Congenital infection with varicella rarely produces ophthalmologic findings. Acquired infection is responsible for many cases of tonic pupil. Careful monitoring of amblyopia is necessary in affected patients due to deficient accommodation.

Acquired Infection

Bacterial meningitis may be responsible for infection of the fetal or child’s brain. Infection of the developing brain is responsible for multiple defects, yet it usually incites far less inflammatory response than the same infection would in a child’s brain. The inflammatory response, responsible for much of the damage following infection, is attenuated in the fetus. The infection of the neonate is accompanied by few clinical signs. However, the infection of the child is associated with fever, headache, nausea, vomiting, nuchal rigidity, cranial nerve pareses, loss of vision, and rarely papilledema. The most commonly involved cranial nerves are III, IV, and VI, presumably from inflammation of the perineurium. Optic atrophy and cranial nerve palsy are ophthalmologic sequelae of meningitis.32 The most common sequela is hearing loss.
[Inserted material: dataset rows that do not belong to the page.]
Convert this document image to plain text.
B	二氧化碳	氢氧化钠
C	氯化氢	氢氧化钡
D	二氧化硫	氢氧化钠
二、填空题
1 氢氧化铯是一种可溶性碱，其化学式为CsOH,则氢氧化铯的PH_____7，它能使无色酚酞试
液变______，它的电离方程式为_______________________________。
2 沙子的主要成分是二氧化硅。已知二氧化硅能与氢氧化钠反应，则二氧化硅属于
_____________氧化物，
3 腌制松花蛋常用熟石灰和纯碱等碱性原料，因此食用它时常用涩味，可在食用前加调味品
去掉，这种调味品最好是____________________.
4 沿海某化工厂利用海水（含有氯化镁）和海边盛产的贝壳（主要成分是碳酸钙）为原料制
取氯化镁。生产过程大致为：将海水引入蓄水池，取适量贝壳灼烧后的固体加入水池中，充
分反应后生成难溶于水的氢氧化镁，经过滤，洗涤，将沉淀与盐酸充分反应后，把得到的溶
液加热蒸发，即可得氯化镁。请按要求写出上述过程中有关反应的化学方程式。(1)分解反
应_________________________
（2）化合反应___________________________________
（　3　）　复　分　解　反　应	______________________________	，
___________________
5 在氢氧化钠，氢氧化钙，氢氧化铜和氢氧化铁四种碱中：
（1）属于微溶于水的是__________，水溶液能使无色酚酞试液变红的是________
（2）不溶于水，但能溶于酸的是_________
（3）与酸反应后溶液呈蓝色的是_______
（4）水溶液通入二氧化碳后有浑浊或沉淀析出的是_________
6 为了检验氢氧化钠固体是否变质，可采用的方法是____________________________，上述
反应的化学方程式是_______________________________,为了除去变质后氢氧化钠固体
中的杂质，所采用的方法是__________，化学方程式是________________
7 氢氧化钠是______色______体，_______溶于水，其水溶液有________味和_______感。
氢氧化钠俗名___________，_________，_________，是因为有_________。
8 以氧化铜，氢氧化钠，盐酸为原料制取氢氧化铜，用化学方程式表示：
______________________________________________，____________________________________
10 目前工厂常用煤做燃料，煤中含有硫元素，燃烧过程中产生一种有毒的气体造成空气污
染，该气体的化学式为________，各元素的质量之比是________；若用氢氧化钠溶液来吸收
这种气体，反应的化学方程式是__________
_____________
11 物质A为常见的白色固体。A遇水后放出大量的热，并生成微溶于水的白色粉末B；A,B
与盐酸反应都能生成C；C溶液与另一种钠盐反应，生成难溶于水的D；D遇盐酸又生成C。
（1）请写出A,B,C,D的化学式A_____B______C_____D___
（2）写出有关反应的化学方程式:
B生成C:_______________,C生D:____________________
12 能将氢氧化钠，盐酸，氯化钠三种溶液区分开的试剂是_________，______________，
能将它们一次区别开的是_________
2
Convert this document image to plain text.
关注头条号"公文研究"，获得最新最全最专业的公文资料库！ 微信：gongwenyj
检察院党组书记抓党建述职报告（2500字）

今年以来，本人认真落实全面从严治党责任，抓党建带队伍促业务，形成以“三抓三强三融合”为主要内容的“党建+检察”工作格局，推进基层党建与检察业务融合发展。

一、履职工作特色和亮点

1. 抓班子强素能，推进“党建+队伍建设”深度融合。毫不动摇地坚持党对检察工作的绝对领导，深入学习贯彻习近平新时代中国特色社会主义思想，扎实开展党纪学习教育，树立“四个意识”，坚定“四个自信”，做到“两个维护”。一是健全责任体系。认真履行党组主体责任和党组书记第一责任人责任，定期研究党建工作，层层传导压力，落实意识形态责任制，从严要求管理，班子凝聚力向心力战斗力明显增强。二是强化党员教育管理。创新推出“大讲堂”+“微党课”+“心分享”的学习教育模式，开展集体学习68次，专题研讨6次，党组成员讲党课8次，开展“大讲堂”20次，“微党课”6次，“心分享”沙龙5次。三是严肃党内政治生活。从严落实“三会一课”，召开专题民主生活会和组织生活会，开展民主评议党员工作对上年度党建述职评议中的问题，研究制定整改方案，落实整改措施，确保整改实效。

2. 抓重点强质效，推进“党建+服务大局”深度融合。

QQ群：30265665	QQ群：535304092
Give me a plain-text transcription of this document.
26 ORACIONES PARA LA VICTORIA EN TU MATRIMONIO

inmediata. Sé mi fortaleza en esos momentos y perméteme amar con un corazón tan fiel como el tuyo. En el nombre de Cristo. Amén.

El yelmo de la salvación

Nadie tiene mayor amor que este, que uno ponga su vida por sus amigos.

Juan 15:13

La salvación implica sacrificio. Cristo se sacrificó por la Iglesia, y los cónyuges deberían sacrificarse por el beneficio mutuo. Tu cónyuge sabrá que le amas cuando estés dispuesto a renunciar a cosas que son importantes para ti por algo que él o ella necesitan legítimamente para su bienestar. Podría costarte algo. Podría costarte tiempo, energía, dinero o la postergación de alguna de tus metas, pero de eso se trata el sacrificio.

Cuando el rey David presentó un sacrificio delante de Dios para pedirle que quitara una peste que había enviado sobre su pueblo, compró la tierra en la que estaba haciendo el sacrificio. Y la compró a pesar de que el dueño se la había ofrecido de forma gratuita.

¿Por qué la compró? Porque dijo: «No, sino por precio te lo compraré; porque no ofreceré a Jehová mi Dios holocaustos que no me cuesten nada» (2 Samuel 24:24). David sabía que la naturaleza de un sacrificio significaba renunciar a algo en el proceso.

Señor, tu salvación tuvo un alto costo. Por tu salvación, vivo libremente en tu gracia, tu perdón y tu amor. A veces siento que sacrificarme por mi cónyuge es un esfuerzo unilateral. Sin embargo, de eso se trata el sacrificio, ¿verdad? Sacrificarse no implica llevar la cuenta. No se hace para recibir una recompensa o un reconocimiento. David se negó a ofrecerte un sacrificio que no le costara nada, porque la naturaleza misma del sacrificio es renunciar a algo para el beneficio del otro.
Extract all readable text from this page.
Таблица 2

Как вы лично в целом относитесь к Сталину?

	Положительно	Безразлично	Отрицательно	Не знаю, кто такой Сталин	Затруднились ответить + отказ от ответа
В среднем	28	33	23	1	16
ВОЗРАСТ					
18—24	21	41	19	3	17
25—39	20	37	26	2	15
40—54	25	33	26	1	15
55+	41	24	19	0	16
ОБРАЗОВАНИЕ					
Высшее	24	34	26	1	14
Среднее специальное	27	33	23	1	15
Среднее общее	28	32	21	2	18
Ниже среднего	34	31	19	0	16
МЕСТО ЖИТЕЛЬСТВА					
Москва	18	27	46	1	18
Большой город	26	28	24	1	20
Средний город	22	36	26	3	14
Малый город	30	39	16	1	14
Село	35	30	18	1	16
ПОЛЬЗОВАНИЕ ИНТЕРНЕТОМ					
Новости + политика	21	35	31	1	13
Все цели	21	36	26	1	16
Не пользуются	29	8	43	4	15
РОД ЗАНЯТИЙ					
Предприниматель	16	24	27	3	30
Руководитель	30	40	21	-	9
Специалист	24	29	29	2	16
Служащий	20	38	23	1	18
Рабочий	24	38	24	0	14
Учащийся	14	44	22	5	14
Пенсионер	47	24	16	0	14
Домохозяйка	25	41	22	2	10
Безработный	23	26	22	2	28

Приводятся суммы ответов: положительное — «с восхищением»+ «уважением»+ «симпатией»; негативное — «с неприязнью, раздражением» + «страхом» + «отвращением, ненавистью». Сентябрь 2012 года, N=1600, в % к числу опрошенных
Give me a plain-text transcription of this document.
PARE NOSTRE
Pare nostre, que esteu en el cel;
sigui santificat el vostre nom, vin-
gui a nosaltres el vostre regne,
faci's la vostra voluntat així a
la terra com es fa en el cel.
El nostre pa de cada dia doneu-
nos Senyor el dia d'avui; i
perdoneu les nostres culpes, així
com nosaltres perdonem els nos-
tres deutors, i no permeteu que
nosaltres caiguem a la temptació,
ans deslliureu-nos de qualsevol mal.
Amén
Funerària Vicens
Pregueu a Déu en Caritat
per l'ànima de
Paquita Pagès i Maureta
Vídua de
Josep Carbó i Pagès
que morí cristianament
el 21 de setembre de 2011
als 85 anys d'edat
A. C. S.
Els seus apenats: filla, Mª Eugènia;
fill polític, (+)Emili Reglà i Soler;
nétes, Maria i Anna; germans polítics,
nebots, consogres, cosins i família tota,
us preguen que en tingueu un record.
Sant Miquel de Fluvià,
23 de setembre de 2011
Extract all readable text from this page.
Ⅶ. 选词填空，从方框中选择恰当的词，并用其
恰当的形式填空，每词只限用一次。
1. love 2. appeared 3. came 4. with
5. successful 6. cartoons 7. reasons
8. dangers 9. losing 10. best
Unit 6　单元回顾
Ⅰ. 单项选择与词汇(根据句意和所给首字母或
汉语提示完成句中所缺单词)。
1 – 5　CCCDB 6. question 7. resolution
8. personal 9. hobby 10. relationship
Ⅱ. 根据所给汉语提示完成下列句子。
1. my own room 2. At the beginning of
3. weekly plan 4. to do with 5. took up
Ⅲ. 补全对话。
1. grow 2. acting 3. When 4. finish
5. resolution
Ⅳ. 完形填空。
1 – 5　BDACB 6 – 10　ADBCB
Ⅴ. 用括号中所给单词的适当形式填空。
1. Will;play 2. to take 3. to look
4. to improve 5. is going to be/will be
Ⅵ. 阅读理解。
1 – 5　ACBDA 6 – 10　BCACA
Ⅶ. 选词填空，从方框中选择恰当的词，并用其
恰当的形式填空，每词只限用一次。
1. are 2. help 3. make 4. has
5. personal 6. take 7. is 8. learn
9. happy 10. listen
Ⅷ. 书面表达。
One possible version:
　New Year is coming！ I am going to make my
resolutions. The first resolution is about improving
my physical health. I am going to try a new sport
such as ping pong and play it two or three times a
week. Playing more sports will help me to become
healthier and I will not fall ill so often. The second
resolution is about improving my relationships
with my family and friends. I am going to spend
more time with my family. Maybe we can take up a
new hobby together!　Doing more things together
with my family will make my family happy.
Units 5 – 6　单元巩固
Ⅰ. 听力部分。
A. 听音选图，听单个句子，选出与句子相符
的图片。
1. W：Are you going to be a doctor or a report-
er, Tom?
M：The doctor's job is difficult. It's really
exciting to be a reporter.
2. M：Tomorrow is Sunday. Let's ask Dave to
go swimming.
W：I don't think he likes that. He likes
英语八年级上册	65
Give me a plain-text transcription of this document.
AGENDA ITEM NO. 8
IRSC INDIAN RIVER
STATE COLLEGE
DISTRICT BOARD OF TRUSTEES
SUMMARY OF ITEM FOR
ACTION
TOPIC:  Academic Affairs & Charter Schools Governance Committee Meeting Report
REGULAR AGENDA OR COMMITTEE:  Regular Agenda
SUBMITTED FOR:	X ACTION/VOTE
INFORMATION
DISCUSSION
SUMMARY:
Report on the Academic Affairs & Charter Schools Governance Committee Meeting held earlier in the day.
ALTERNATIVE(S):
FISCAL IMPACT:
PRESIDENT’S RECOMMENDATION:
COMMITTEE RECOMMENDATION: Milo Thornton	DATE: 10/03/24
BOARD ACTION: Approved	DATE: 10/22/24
Bacteria may also form a brain abscess (Fig. 8-8), which generally occurs 2 to 4 weeks after gaining access to the brain.5 The initial stage is a cerebritis that often lacks symptoms. Ophthalmologic signs and symptoms are produced only when there is sufficient brain necrosis or mass effect to produce visual loss or papilledema. For example, Wohl and colleagues reported a 13-year-old girl with an occipital lobe abscess and a dense hemianopsia 2 weeks following a dental cleaning.43 Diagnosis required MRI, followed by neurosurgical drainage.

Many viruses may infect a child’s central nervous system. They gain entry through the blood, the peripheral nerves, or the olfactory system. Enteroviruses may cause an acute paralytic syndrome of ocular motor nerve or inflammation of the optic nerve(s). Most cases of childhood optic neuritis are thought to be viral related. Enterovirus type 70 produces a hemorrhagic conjunctivitis followed by motor paralysis.42

FIGURE 8-8. A 12-year-old patient with a brain abscess in the right frontal lobe.

Polio virus and some strains of vaccine have produced frequent involvement of ocular motor nerves. Adenoviruses, responsible for many cases of conjunctivitis, only rarely have produced a meningoencephalitis.

TUMORS

An ophthalmologist is only rarely confronted by a patient in whom they establish the diagnosis of an intracranial neoplasm. They are much more often asked to consult on the signs, symptoms, and ophthalmologic management of a previously diagnosed tumor patient. The specific signs and symptoms that a patient may present vary depending on the particular tumor and its location. The duration of signs and symptoms bears a direct relationship to the type of tumor and often to the prognosis for that tumor. Rapid onset is typical of aggressive tumors.